Bill Glasheen wrote:If you're with a good, loving, and secure person, that trust won't be violated. If you're with a person OF EITHER GENDER who has turmoil within, then that can manifest itself in abuse to those around him/her[…]It's really quite easy to get into an abusive relationship. The more loving and trusting we are - both very wonderful qualities - the more vulnerable we are to unsavory types.
chernon wrote:The thing that bothered me the most, (and what spawned my "Dark Thoughts" post) is that this should have been a runaway topic from the moment it appeared, yet 75 views later, it wasn't. Most irritatingly (is that a word?), I didn't feel I had aything to say. It's not that I *didn't* want to say something; it's that I was ever-so-slightly uncomfortable--in a way that made me NOT participate. (akin to looking away perhaps)
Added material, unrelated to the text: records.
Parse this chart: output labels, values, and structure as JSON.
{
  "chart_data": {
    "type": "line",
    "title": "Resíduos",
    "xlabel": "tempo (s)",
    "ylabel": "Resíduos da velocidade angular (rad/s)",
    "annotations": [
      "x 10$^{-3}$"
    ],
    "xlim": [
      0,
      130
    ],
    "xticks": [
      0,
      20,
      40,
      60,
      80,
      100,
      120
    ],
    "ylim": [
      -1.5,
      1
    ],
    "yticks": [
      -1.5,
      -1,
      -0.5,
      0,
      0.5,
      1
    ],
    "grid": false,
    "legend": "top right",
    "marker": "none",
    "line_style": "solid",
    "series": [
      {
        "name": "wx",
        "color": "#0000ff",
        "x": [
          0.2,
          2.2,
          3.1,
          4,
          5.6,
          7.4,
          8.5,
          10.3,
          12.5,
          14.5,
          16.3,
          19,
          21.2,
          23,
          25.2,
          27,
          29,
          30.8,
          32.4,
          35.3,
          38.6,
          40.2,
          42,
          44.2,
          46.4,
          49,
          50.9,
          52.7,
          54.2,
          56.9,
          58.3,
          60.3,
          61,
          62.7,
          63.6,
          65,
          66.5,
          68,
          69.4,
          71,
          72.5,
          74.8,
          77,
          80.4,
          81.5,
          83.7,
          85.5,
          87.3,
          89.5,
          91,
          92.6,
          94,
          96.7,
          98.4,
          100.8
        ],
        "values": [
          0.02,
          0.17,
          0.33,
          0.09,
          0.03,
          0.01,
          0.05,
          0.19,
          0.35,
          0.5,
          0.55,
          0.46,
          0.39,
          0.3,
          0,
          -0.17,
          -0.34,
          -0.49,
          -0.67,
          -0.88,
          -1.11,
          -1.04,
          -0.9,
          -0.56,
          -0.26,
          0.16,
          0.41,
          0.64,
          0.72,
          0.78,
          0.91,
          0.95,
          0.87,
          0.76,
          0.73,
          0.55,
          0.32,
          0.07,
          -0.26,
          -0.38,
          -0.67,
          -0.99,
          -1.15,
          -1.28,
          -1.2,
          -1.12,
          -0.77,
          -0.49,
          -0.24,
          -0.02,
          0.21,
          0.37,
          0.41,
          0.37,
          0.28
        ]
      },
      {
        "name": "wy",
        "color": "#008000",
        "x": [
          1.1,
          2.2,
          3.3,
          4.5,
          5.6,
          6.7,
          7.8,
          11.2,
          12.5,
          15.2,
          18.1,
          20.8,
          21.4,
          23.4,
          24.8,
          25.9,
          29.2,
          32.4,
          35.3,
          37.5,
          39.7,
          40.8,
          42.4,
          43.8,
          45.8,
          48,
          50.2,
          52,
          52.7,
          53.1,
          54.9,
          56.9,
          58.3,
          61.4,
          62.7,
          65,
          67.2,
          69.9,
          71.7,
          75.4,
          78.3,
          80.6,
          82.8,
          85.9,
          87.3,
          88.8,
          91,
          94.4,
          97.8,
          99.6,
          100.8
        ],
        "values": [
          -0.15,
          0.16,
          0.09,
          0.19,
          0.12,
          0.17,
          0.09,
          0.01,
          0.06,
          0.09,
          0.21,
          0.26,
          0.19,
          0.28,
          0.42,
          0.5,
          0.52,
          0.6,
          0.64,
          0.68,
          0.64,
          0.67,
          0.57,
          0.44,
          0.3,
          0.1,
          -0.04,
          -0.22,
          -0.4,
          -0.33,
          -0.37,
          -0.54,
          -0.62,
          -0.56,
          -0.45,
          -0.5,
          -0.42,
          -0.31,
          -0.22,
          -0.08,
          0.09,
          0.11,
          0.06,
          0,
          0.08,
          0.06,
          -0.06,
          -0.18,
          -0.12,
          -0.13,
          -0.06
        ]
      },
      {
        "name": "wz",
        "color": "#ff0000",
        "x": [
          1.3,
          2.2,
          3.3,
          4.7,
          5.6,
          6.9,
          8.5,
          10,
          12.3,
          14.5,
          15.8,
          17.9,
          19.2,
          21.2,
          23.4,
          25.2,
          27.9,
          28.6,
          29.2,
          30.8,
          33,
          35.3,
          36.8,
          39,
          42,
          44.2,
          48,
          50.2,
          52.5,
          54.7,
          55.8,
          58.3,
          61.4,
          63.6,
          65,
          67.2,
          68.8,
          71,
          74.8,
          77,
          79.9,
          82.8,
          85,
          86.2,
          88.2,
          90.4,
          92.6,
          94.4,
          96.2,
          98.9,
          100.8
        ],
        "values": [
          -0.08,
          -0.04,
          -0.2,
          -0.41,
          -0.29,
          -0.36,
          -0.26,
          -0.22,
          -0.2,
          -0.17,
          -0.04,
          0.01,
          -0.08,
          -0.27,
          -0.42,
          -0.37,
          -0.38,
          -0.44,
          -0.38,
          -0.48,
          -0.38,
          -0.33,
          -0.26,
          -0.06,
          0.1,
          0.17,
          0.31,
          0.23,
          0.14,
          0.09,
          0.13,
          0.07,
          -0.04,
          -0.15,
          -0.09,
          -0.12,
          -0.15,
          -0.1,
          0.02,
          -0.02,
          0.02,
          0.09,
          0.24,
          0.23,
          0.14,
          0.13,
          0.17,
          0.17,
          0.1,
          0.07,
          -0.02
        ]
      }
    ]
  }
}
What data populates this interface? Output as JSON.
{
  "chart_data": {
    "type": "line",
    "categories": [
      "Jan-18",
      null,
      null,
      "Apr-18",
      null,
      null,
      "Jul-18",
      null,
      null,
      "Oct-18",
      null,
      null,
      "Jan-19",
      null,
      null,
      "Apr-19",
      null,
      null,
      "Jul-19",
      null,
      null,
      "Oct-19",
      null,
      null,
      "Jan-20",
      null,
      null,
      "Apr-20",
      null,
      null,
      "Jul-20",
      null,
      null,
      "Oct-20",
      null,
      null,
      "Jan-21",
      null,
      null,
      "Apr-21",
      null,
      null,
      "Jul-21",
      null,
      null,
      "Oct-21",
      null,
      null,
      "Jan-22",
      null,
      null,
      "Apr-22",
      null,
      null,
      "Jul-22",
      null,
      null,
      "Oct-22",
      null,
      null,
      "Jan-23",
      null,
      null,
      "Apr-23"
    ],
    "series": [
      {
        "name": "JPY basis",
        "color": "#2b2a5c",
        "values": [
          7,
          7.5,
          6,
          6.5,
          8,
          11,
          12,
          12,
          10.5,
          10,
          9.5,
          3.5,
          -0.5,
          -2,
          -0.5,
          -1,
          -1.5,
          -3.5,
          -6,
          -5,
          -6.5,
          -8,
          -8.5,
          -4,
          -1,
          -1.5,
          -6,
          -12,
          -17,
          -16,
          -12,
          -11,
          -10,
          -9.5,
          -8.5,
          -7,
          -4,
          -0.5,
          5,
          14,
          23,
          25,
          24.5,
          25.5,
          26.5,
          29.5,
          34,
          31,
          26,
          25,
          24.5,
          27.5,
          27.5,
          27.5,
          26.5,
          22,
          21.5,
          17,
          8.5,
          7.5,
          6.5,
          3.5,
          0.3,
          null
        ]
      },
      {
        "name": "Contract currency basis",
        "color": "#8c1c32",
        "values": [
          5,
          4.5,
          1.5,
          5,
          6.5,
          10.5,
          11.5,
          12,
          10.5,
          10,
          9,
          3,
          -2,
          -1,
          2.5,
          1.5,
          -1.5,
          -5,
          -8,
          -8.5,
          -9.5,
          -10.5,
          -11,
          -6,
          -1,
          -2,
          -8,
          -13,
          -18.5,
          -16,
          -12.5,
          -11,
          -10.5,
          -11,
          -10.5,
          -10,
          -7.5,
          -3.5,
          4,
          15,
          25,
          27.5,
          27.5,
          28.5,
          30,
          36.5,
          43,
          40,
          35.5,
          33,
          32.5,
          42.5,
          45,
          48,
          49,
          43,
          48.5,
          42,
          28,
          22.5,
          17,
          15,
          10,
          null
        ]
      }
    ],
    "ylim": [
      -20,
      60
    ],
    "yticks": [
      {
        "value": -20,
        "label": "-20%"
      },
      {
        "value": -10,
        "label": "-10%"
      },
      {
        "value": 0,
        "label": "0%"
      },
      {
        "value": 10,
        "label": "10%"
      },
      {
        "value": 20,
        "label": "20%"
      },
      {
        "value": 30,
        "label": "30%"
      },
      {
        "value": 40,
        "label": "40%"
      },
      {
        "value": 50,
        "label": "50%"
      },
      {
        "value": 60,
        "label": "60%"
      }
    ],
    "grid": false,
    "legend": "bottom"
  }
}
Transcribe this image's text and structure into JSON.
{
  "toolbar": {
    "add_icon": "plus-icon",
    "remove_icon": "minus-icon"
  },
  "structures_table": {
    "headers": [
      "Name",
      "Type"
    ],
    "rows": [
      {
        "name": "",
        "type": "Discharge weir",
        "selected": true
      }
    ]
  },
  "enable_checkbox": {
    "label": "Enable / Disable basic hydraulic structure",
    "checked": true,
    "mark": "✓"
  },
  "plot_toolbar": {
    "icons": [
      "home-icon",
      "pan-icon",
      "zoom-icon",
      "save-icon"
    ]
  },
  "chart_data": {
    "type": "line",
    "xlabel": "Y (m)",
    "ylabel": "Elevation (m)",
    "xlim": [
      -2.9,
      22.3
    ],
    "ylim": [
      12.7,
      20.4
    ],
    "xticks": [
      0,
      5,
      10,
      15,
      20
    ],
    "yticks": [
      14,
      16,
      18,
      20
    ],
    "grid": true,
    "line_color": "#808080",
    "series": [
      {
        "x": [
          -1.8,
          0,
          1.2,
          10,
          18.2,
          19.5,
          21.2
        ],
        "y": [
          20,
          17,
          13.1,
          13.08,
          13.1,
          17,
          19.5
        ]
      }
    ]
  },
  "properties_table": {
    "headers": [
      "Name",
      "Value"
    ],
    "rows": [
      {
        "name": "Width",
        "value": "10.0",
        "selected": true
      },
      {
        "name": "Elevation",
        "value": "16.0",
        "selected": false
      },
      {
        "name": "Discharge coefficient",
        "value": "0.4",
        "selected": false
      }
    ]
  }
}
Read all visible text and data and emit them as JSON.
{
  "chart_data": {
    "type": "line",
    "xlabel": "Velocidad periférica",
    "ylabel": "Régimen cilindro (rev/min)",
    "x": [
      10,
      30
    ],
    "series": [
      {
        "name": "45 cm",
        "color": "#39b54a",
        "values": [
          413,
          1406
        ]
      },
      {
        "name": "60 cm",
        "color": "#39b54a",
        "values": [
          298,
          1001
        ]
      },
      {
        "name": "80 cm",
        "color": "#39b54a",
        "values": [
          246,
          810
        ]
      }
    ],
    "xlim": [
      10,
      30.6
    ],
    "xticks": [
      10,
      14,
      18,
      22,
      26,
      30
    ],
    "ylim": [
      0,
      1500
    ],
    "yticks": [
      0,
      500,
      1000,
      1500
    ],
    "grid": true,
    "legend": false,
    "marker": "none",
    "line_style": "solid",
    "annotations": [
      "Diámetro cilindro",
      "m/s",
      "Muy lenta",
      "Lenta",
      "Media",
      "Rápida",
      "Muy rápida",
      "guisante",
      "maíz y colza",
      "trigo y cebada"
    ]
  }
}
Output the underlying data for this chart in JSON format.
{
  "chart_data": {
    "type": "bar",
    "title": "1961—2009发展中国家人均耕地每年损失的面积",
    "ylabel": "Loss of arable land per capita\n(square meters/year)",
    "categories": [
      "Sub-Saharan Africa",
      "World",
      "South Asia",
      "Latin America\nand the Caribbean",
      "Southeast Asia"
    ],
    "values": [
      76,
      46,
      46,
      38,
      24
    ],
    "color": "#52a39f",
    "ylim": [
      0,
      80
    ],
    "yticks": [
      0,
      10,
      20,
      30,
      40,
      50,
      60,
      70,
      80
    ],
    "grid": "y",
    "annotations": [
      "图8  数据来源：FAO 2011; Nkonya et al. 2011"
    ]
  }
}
chernon wrote:In my opinion, a forum like this is a great beginning. My own gut reaction was humiliating to me. Mary started the bravery; Shana and Bill quickly followed; I'm sure others are reading who may not yet be ready or able to talk. This sort of discussion can knock down doors and let a little light in....and I hope it does. (Truly, it already has.)
Dana Sheets wrote:However, no number will ever capture the true nature and personal consequences of any individual's experience with domestic violence, intimidation, abuse, or neglect. Everyone's experience is valid. Whatever form abuse takes is terrible. Abuse is one of those things that just shouldn't happen yet it happens much more regularly that any of us would like to believe.
We are hard wired with physical responses to the emotion of anger. When that is criss-crossed with issued related to insecurity, and often complicated by alcohol, money, or drugs. things get dangerous quickly. And that doesn't even address the emotional damage that is done that leaves no outward bruise or scar.